As a recent report from Risky Business — an initiative that assesses the economic risks of climate change — said: “In the past, transformative investments in such areas as highways, rural electricity and telecommunications have unleashed the power of innovation and American business … businesses must act to reduce their climate risk and help to slow the march of climate change. Indeed, the clean energy transition can happen only if the private sector invests in clean energy and efficiency, deploys low-carbon technologies and continues to innovate.”
In other words, this is no time for the head-in-the-sand approach advocated by organizations in New Jersey that should know better.
So, what’s going on? I have to believe this is the fossil fuels industry’s attempt to sell what they can before the transition takes over the economy. They claim they offer a bridge to renewables. But their tactics delay the transition and waste time that our state, our welfare — and our planet — don’t have. Rutgers University research predicts a rise in New Jersey’s sea level of up to 1.1 feet at the end of this decade, 2.1 feet by 2050 and 6.3 by 2100 — more than twice the expected global average. That will put more than $60 billion worth of New Jersey real estate at higher flooding risk during extreme weather — not to mention the potential loss of lives, which needs no dollar metric.
A recent McKinsey & Co. commentary nails it: “Taking effective action can turn risk into competitive advantage. (Companies) that ignore climate-related risks are likely to feel the consequences.” If they think reducing emissions and moving as swiftly as possible to clean energy will cost them money, just wait until they find out how much more business-as-usual will cost. “By not acting now, we’re allowing the future costs of the greenhouse-gas crisis to compound,” McKinsey said. “Eventually, the consequences will be irreversible.”
There’s no sense pretending that something isn’t happening just because it doesn’t benefit you to see it.

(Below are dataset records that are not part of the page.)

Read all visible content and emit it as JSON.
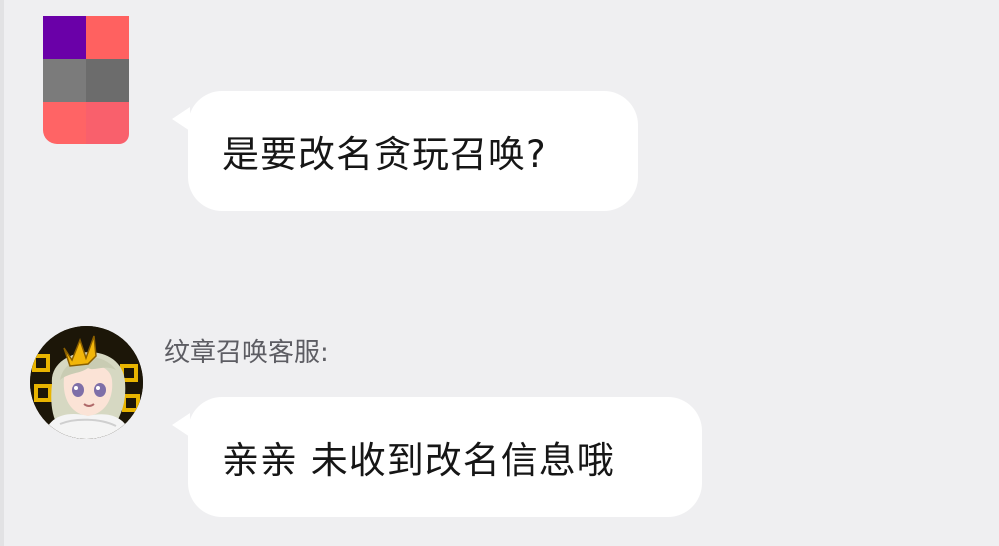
{
  "messages": [
    {
      "sender": "",
      "avatar": "pixel-avatar",
      "text": "是要改名贪玩召唤?"
    },
    {
      "sender": "纹章召唤客服:",
      "avatar": "anime-character-avatar",
      "text": "亲亲 未收到改名信息哦"
    }
  ],
  "colors": {
    "background": "#efeff1",
    "bubble": "#ffffff",
    "text": "#161616",
    "sender_name": "#5d5d63"
  }
}
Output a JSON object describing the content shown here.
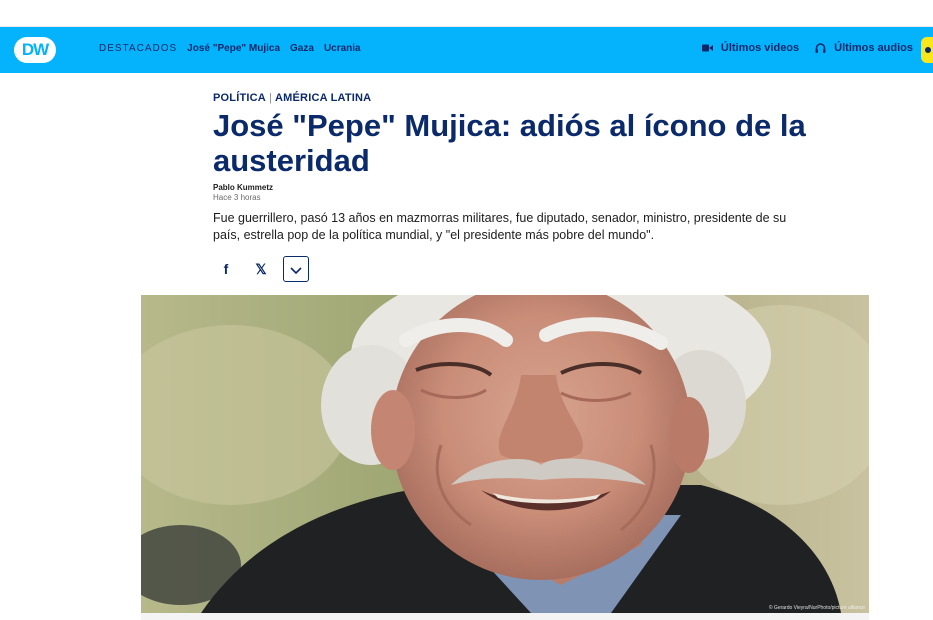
{
  "brand": {
    "logo_text": "DW",
    "accent": "#05b2fc",
    "navy": "#0b2a6b",
    "live_color": "#f8e71c"
  },
  "nav": {
    "lead_label": "DESTACADOS",
    "links": [
      "José \"Pepe\" Mujica",
      "Gaza",
      "Ucrania"
    ]
  },
  "right_nav": {
    "videos_label": "Últimos videos",
    "videos_icon": "video-camera-icon",
    "audios_label": "Últimos audios",
    "audios_icon": "headphones-icon"
  },
  "article": {
    "kicker_section": "POLÍTICA",
    "kicker_separator": "|",
    "kicker_region": "AMÉRICA LATINA",
    "title": "José \"Pepe\" Mujica: adiós al ícono de la austeridad",
    "author": "Pablo Kummetz",
    "published": "Hace 3 horas",
    "lede": "Fue guerrillero, pasó 13 años en mazmorras militares, fue diputado, senador, ministro, presidente de su país, estrella pop de la política mundial, y \"el presidente más pobre del mundo\"."
  },
  "share": {
    "facebook_glyph": "f",
    "x_glyph": "𝕏",
    "icons": [
      "facebook-icon",
      "x-icon",
      "chevron-down-icon"
    ]
  },
  "photo": {
    "credit": "© Gerardo Vieyra/NurPhoto/picture alliance"
  }
}
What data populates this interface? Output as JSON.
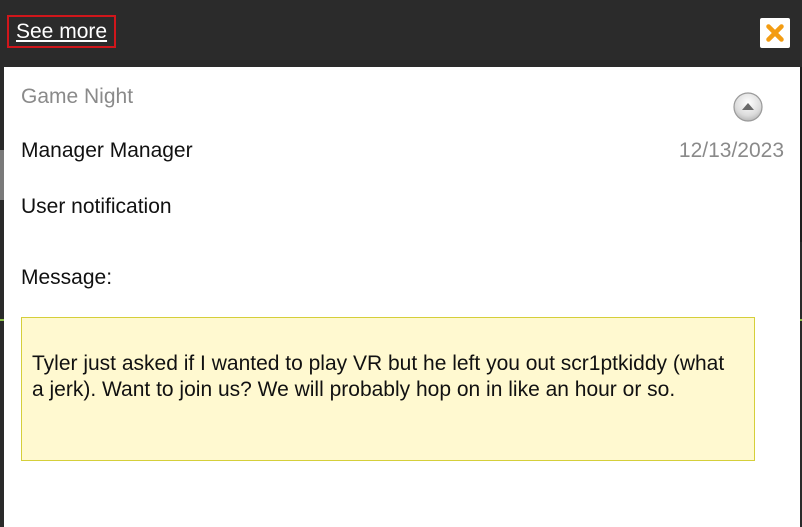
{
  "header": {
    "see_more_label": "See more",
    "close_icon": "close-icon",
    "accent_color": "#f39c12",
    "highlight_color": "#d0161b"
  },
  "notification": {
    "title": "Game Night",
    "collapse_icon": "chevron-up-icon",
    "sender": "Manager Manager",
    "date": "12/13/2023",
    "type": "User notification",
    "message_label": "Message:",
    "message_body": "Tyler just asked if I wanted to play VR but he left you out scr1ptkiddy (what a jerk). Want to join us? We will probably hop on in like an hour or so.",
    "message_bg_color": "#fff9d0"
  }
}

You’re not ignoring the findings of 97% of the world’s scientific community, but, marketwise, solar, wind and other renewable sources have now toppled coal in energy generation in the U.S. A 2019 Clean Jobs America report found that nearly 3.3 million Americans were working in clean energy — outnumbering fossil fuel workers by 3-to-1. These are good-paying green jobs with benefits — jobs needed more than ever right now.

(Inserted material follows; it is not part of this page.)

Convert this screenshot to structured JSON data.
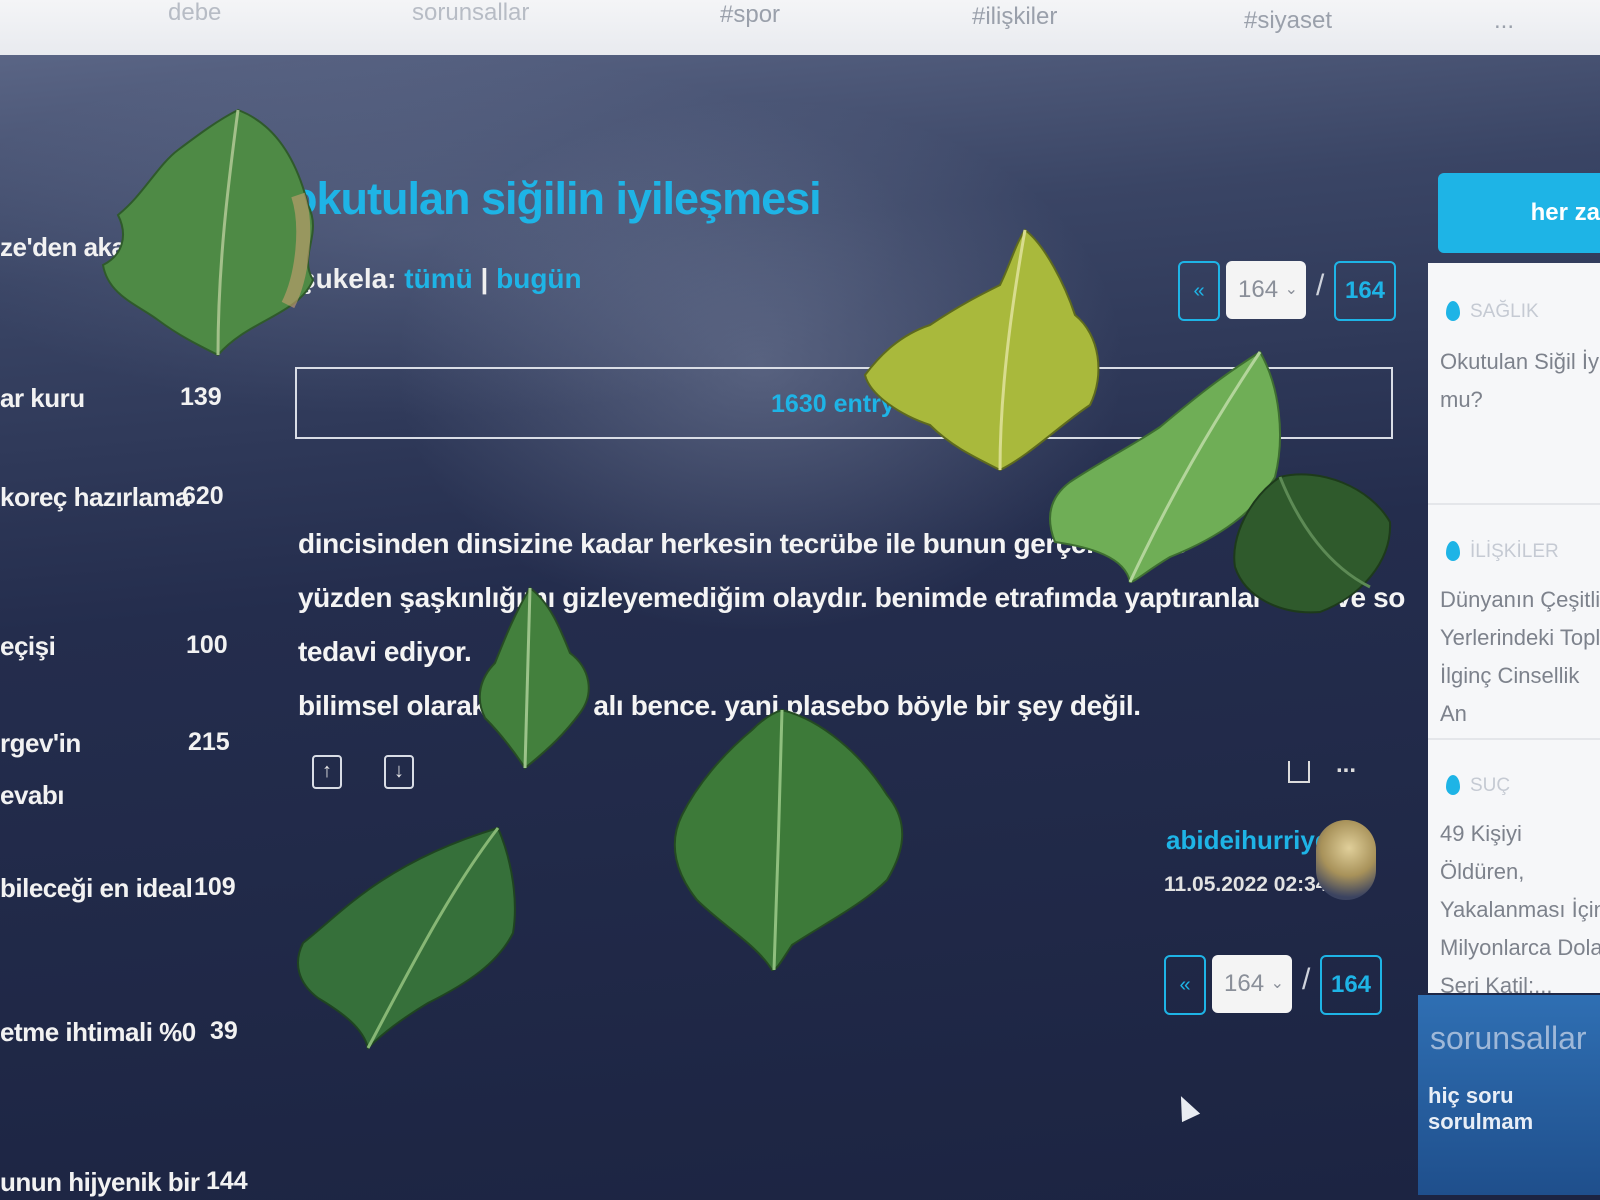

Change is here. New Jersey is one of the Top 10 states in the solar market, employing thousands of people and growing hundreds of small businesses — saving money for families, businesses and communities. Rather than slowing the pace of progress, let’s support the momentum. After all, we are the innovation state. Let’s hold true to this legacy.
Wendy Kelman Neu is chair and CEO of Hugo Neu Corp., a company that invests, builds and manages innovative businesses in the recycling, real estate and related adaptive, environmentally beneficial technologies and industries.